I have noticed in adulthood that the school-uniform suit has been my go-to, but always with a twist: think Elle Woods at Harvard. I find it strikes the balance between studious and serious, fun and flamboyant. For the opening of the first exhibition I curated when I was 23, I wore a black-velvet suit embossed with pink and red flowers (with matching shoes!) by
Alexa Chung’s much-missed namesake fashion label. I felt so cool in it: smart but celebratory. And that felt appropriate: you’re there to champion the art.
Today, I go for Bella Freud’s ‘Sixties Françoise Hardy meets Eighties Bowie’ tailoring, and feel like a girl who can party all night but be in the library by the morning. The suits cinch the waist, rockify the lapels and come in an array of flare width. I have them in almost every colour and material, from green velvet to brown corduroy; it’s the school uniform I always dreamt of. The artist Chantal Joffe, who I’ve sat for about 20 times, painted me in a blue one on my 29th birthday and, later that year, in yellow (shown on Victoria Miro’s booth at Frieze).
This summer, Bella noticed I was a fan and invited me to co-host an art-history school with her. She made folders filled with print-outs of artworks, wrote ‘ART’ on the cover in her iconic handwriting, and dressed us in matching uniforms – she in blue (with an untied neck bow), and me in pink (with mine tied up). I love how an almost identical suit can look different and elicit differing attitudes, depending on how it’s styled. I recycled the pink (this time, with the waistcoat) for a talk I gave at the Tate.

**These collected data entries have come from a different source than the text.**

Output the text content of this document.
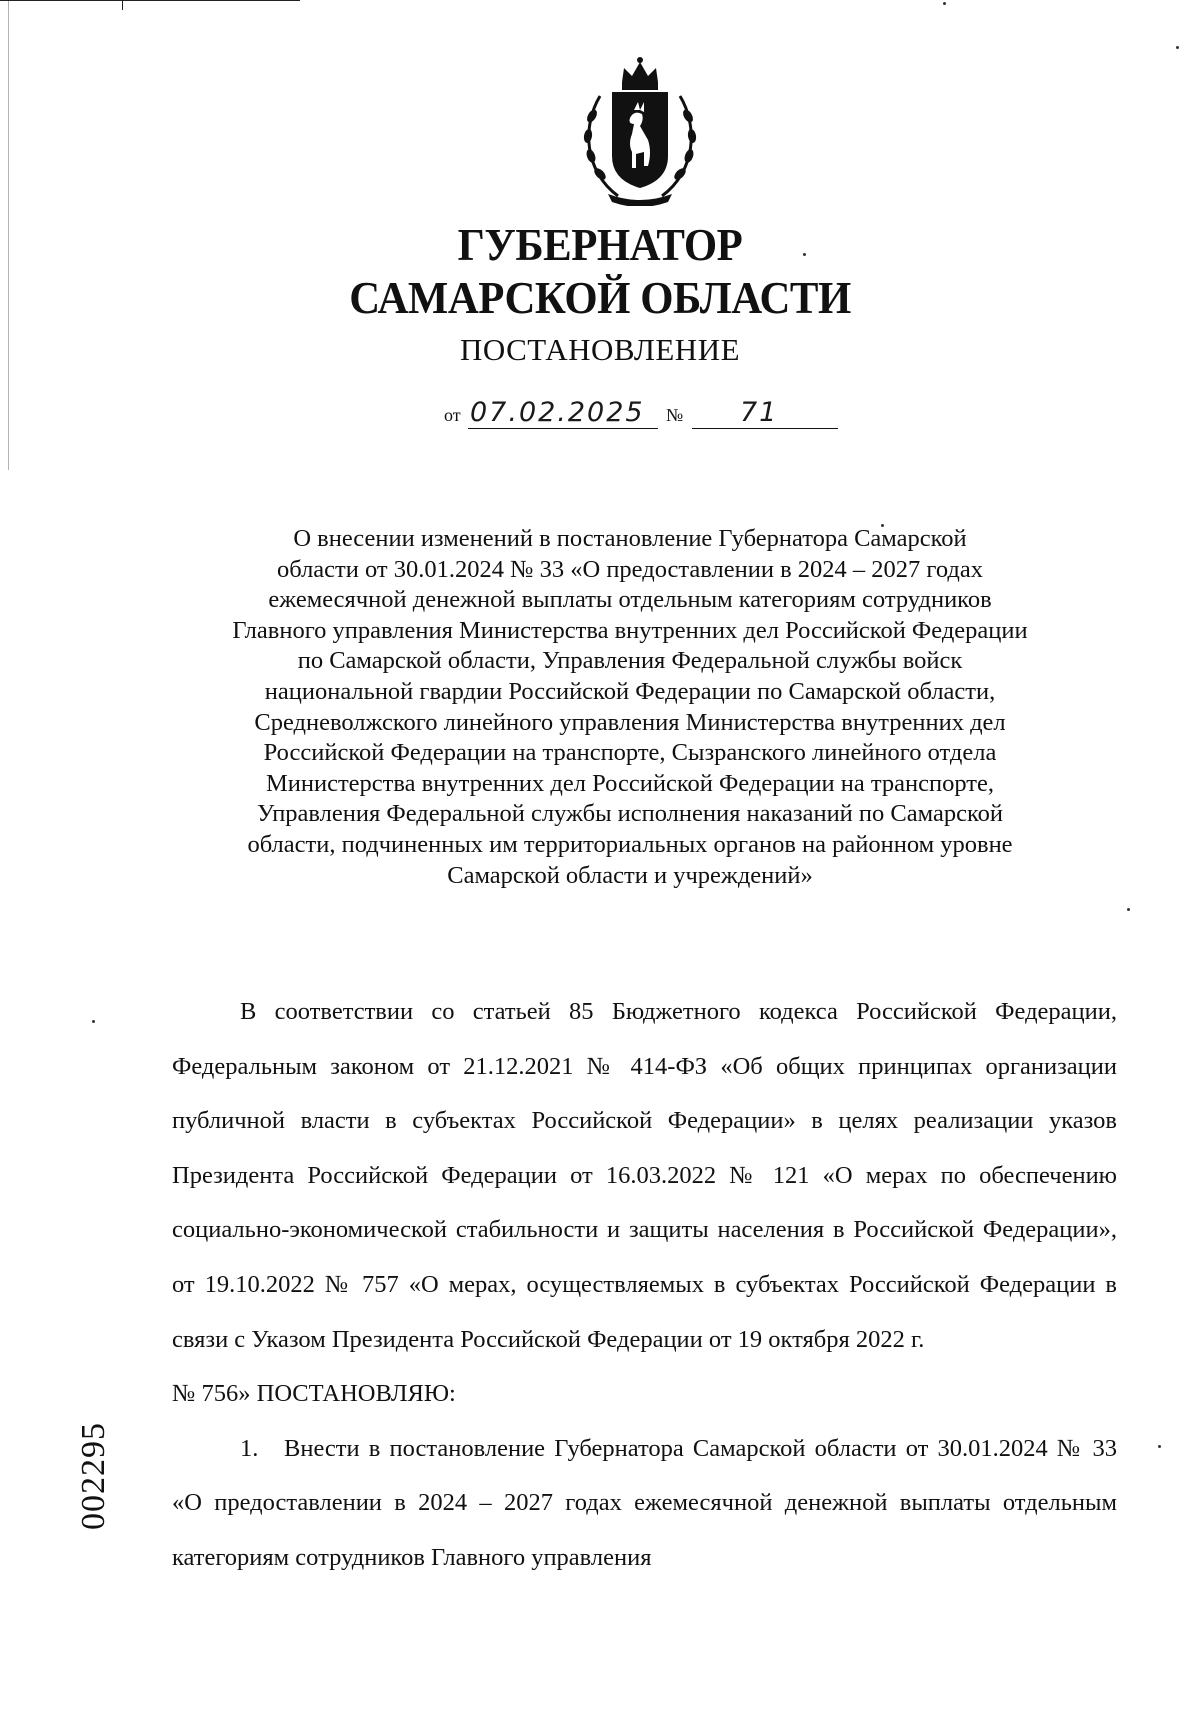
ГУБЕРНАТОР
САМАРСКОЙ ОБЛАСТИ
ПОСТАНОВЛЕНИЕ
от 07.02.2025 № 71
О внесении изменений в постановление Губернатора Самарской
области от 30.01.2024 № 33 «О предоставлении в 2024 – 2027 годах
ежемесячной денежной выплаты отдельным категориям сотрудников
Главного управления Министерства внутренних дел Российской Федерации
по Самарской области, Управления Федеральной службы войск
национальной гвардии Российской Федерации по Самарской области,
Средневолжского линейного управления Министерства внутренних дел
Российской Федерации на транспорте, Сызранского линейного отдела
Министерства внутренних дел Российской Федерации на транспорте,
Управления Федеральной службы исполнения наказаний по Самарской
области, подчиненных им территориальных органов на районном уровне
Самарской области и учреждений»

В соответствии со статьей 85 Бюджетного кодекса Российской Федерации, Федеральным законом от 21.12.2021 № 414-ФЗ «Об общих принципах организации публичной власти в субъектах Российской Федерации» в целях реализации указов Президента Российской Федерации от 16.03.2022 № 121 «О мерах по обеспечению социально-экономической стабильности и защиты населения в Российской Федерации», от 19.10.2022 № 757 «О мерах, осуществляемых в субъектах Российской Федерации в связи с Указом Президента Российской Федерации от 19 октября 2022 г.

№ 756» ПОСТАНОВЛЯЮ:

1. Внести в постановление Губернатора Самарской области от 30.01.2024 № 33 «О предоставлении в 2024 – 2027 годах ежемесячной денежной выплаты отдельным категориям сотрудников Главного управления

002295
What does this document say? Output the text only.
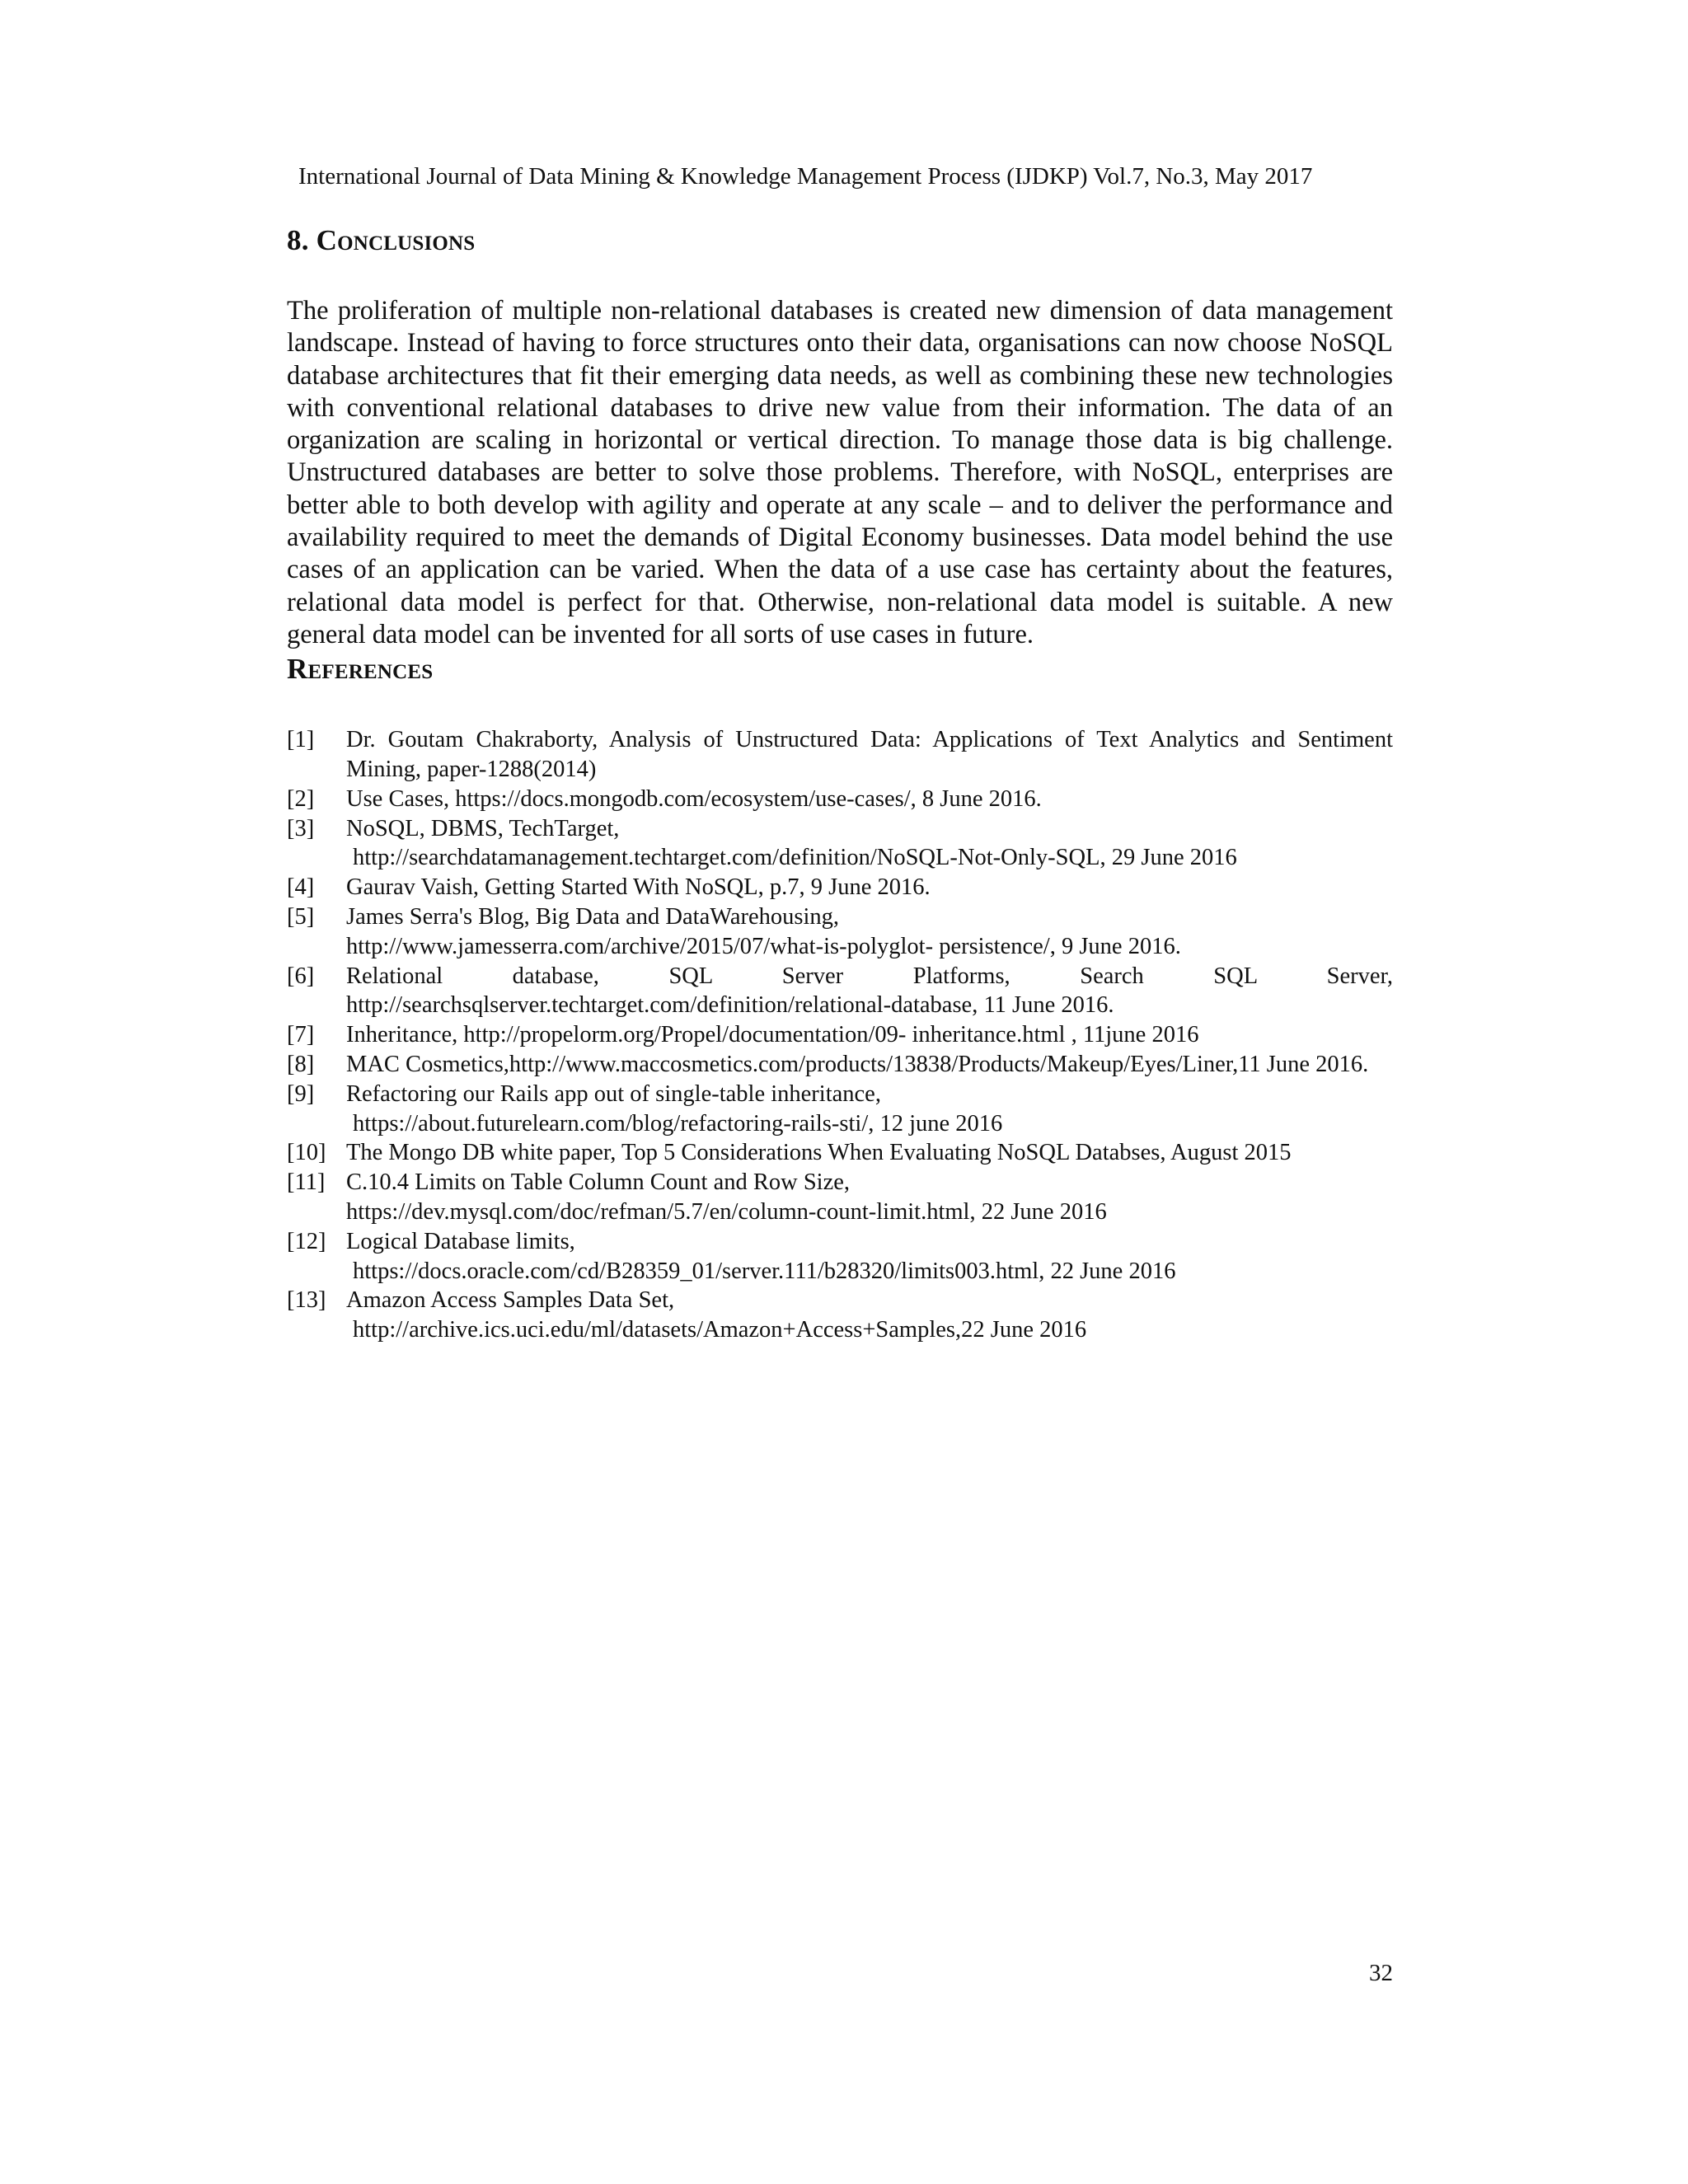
International Journal of Data Mining & Knowledge Management Process (IJDKP) Vol.7, No.3, May 2017
8. Conclusions

The proliferation of multiple non-relational databases is created new dimension of data management landscape. Instead of having to force structures onto their data, organisations can now choose NoSQL database architectures that fit their emerging data needs, as well as combining these new technologies with conventional relational databases to drive new value from their information. The data of an organization are scaling in horizontal or vertical direction. To manage those data is big challenge. Unstructured databases are better to solve those problems. Therefore, with NoSQL, enterprises are better able to both develop with agility and operate at any scale – and to deliver the performance and availability required to meet the demands of Digital Economy businesses. Data model behind the use cases of an application can be varied. When the data of a use case has certainty about the features, relational data model is perfect for that. Otherwise, non-relational data model is suitable. A new general data model can be invented for all sorts of use cases in future.

References
[1]	Dr. Goutam Chakraborty, Analysis of Unstructured Data: Applications of Text Analytics and Sentiment Mining, paper-1288(2014)
[2]	Use Cases, https://docs.mongodb.com/ecosystem/use-cases/, 8 June 2016.
[3]	NoSQL, DBMS, TechTarget,
http://searchdatamanagement.techtarget.com/definition/NoSQL-Not-Only-SQL, 29 June 2016
[4]	Gaurav Vaish, Getting Started With NoSQL, p.7, 9 June 2016.
[5]	James Serra's Blog, Big Data and DataWarehousing,
http://www.jamesserra.com/archive/2015/07/what-is-polyglot- persistence/, 9 June 2016.
[6]	Relational database, SQL Server Platforms, Search SQL Server, http://searchsqlserver.techtarget.com/definition/relational-database, 11 June 2016.
[7]	Inheritance, http://propelorm.org/Propel/documentation/09- inheritance.html , 11june 2016
[8]	MAC Cosmetics,http://www.maccosmetics.com/products/13838/Products/Makeup/Eyes/Liner,11 June 2016.
[9]	Refactoring our Rails app out of single-table inheritance,
https://about.futurelearn.com/blog/refactoring-rails-sti/, 12 june 2016
[10] The Mongo DB white paper, Top 5 Considerations When Evaluating NoSQL Databses, August 2015
[11] C.10.4 Limits on Table Column Count and Row Size,
https://dev.mysql.com/doc/refman/5.7/en/column-count-limit.html, 22 June 2016
[12] Logical Database limits,
https://docs.oracle.com/cd/B28359_01/server.111/b28320/limits003.html, 22 June 2016
[13] Amazon Access Samples Data Set,
http://archive.ics.uci.edu/ml/datasets/Amazon+Access+Samples,22 June 2016
32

There’s something liberating about being a woman and wearing a great suit. It’s fun to play with traditional codes; it’s rebellious. Wearing a ‘school uniform’, as someone who no longer attends school, you feel like you’re still learning, but don’t have to comply with the rules. It is to get rid of the pressures, stereotypes and expectations, reclaim traditions, rewrite the rules and rip up the canon – all things I strive to do in my work. So whether your uniform is a habit or a Hawaiian shirt, it’s about wearing it on your own terms – and everyone being invited to do the same.